Xuan berdiri sebelum Zheng sempat berbicara. “Pertama. Mustahil bagi dua belas orang untuk melawan semua robot di dunia. Strategi kita adalah menemukan lokasi AllSpark dan menghancurkannya. Setelah robot kehilangan sumber energinya, kita dapat melakukan perang gesekan atau menggunakan sejumlah kecil senjata nuklir. Kelangsungan hidup manusia terjamin setelah kita membunuh sebagian besar robot. Jadi tugas pertama adalah menemukan AllSpark. Kita tidak dapat menyelesaikan tugas ini sendiri. Kita membutuhkan bantuan dari militer dan pemerintah. Kedua, senjata kita juga merupakan benda mekanik dan berisiko berubah menjadi Transformer, yang akan mengurangi kekuatan kita secara signifikan. Untuk mencegah hal ini terjadi, kita perlu mengetahui alasan mengapa benda-benda mekanik di tempat ini belum berubah. Apakah itu karena medan elektromagnetik tempat ini?”

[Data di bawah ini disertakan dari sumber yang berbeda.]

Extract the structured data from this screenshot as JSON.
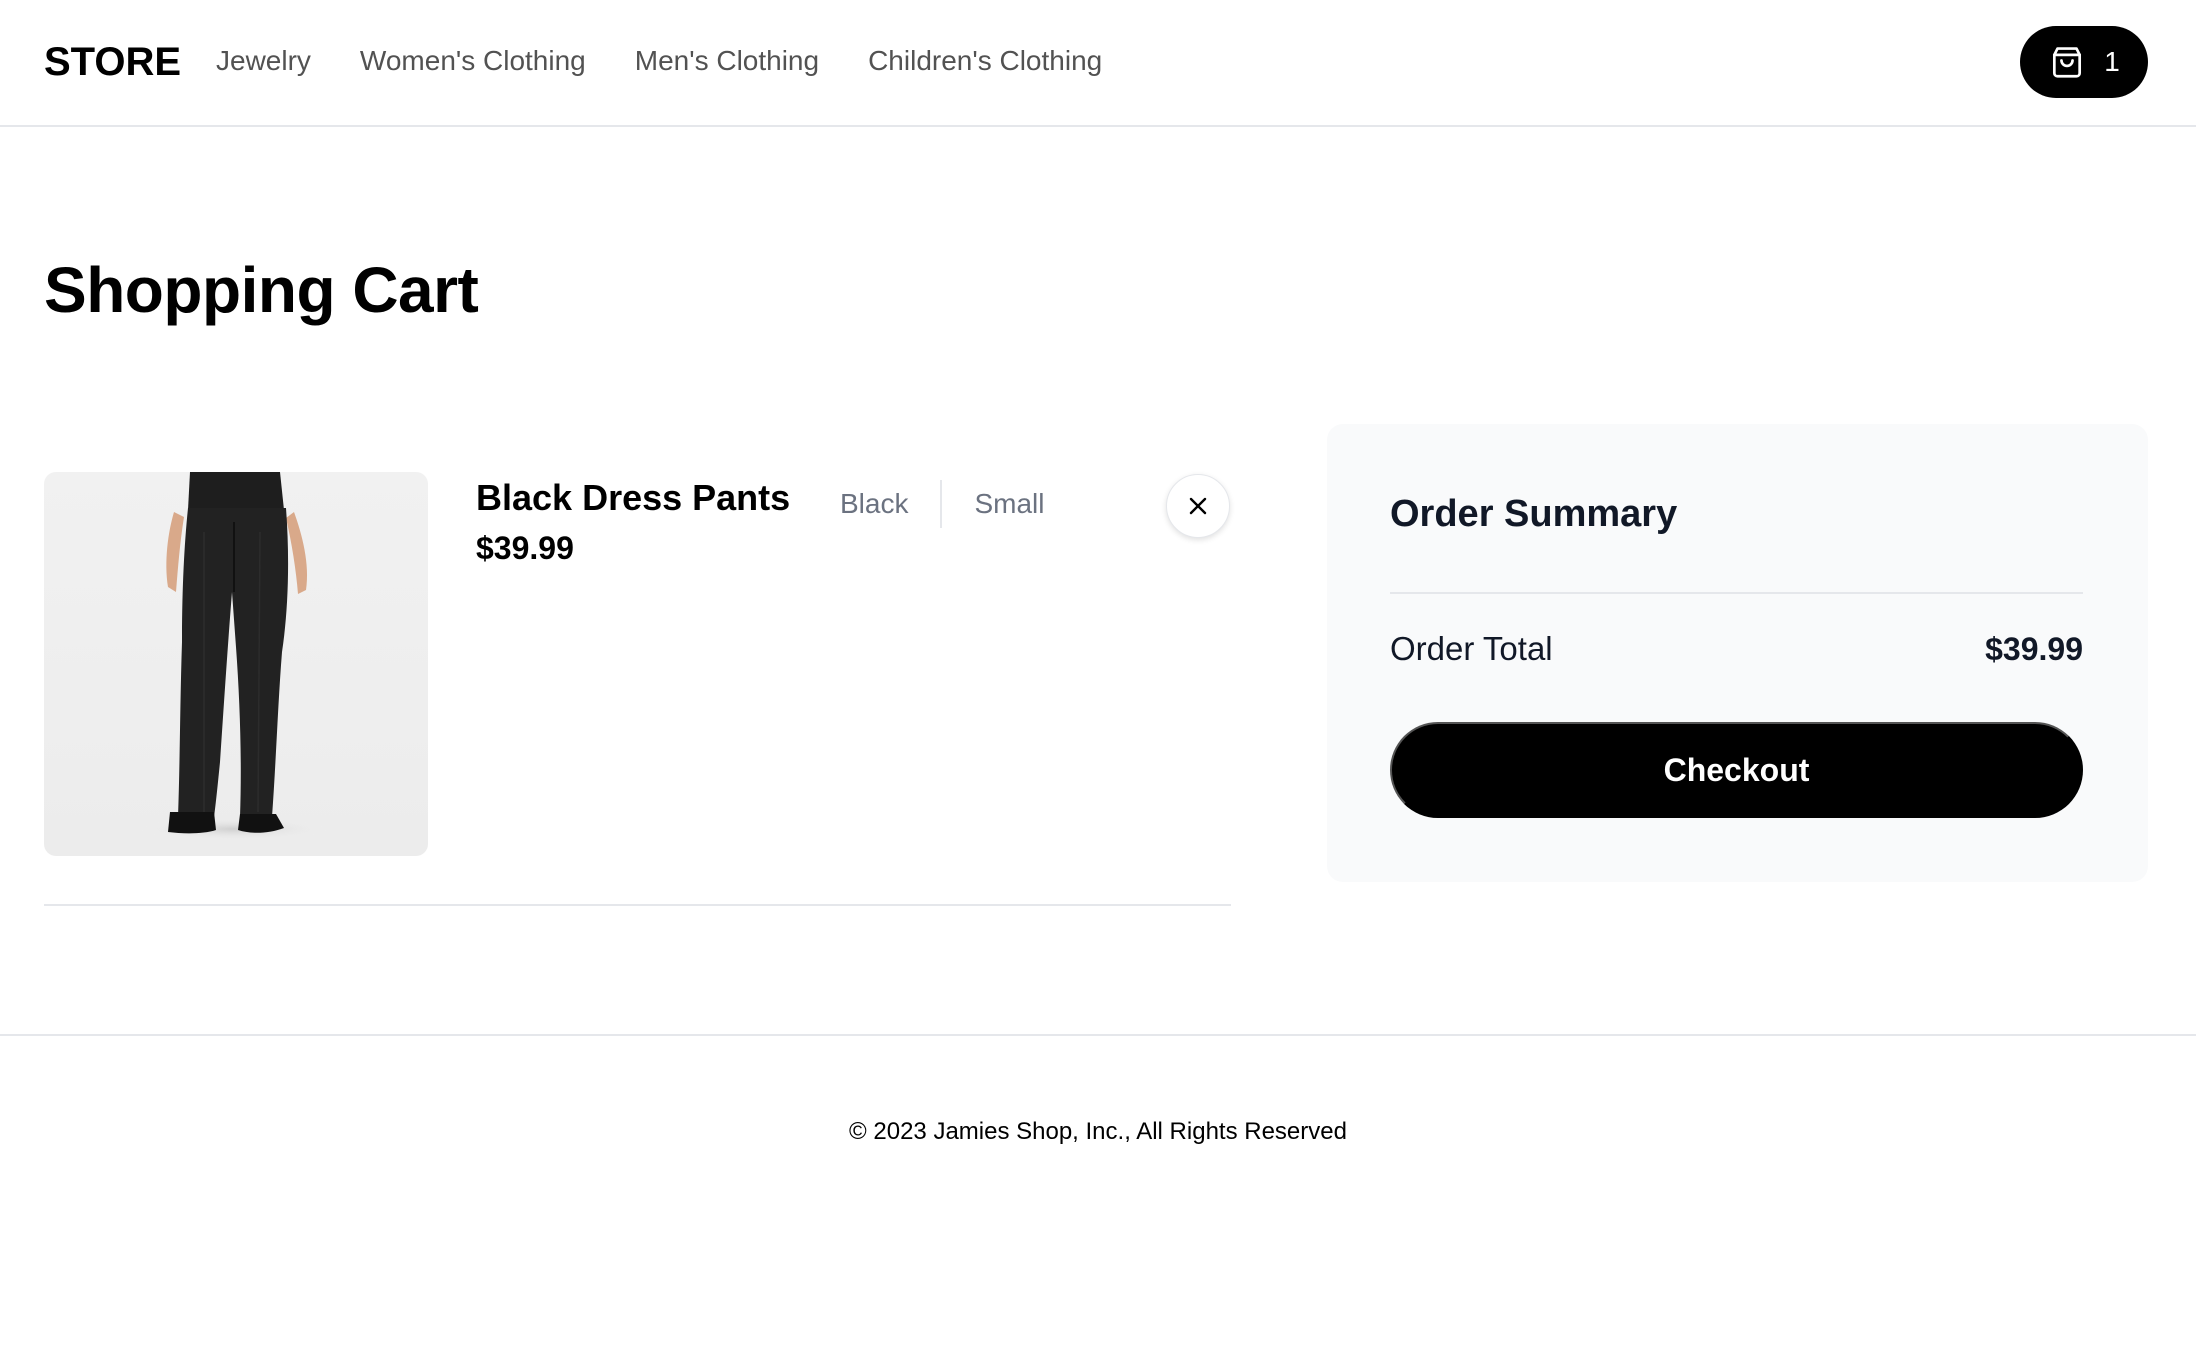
{
  "header": {
    "logo": "STORE",
    "nav": [
      {
        "label": "Jewelry"
      },
      {
        "label": "Women's Clothing"
      },
      {
        "label": "Men's Clothing"
      },
      {
        "label": "Children's Clothing"
      }
    ],
    "cart": {
      "icon": "shopping-bag-icon",
      "count": "1"
    }
  },
  "page": {
    "title": "Shopping Cart"
  },
  "cart_items": [
    {
      "name": "Black Dress Pants",
      "price": "$39.99",
      "color": "Black",
      "size": "Small",
      "remove_icon": "close-icon"
    }
  ],
  "summary": {
    "title": "Order Summary",
    "total_label": "Order Total",
    "total_value": "$39.99",
    "checkout_label": "Checkout"
  },
  "footer": {
    "copyright": "© 2023 Jamies Shop, Inc., All Rights Reserved"
  },
  "colors": {
    "accent": "#000000",
    "muted_text": "#6b7280",
    "nav_text": "#525252",
    "border": "#e5e7eb",
    "summary_bg": "#f9fafb"
  }
}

Keenam puluh orang itu menoleh ke arah presiden. Pria tua itu ragu-ragu. Ia menatap tim Tiongkok dalam diam sebelum menghela napas. “Ikuti aku. Mereka adalah harapan terakhir umat manusia. Mereka melindungi kita dari kekuatan AllSpark. Kurasa jawaban yang kalian inginkan ada pada mereka.”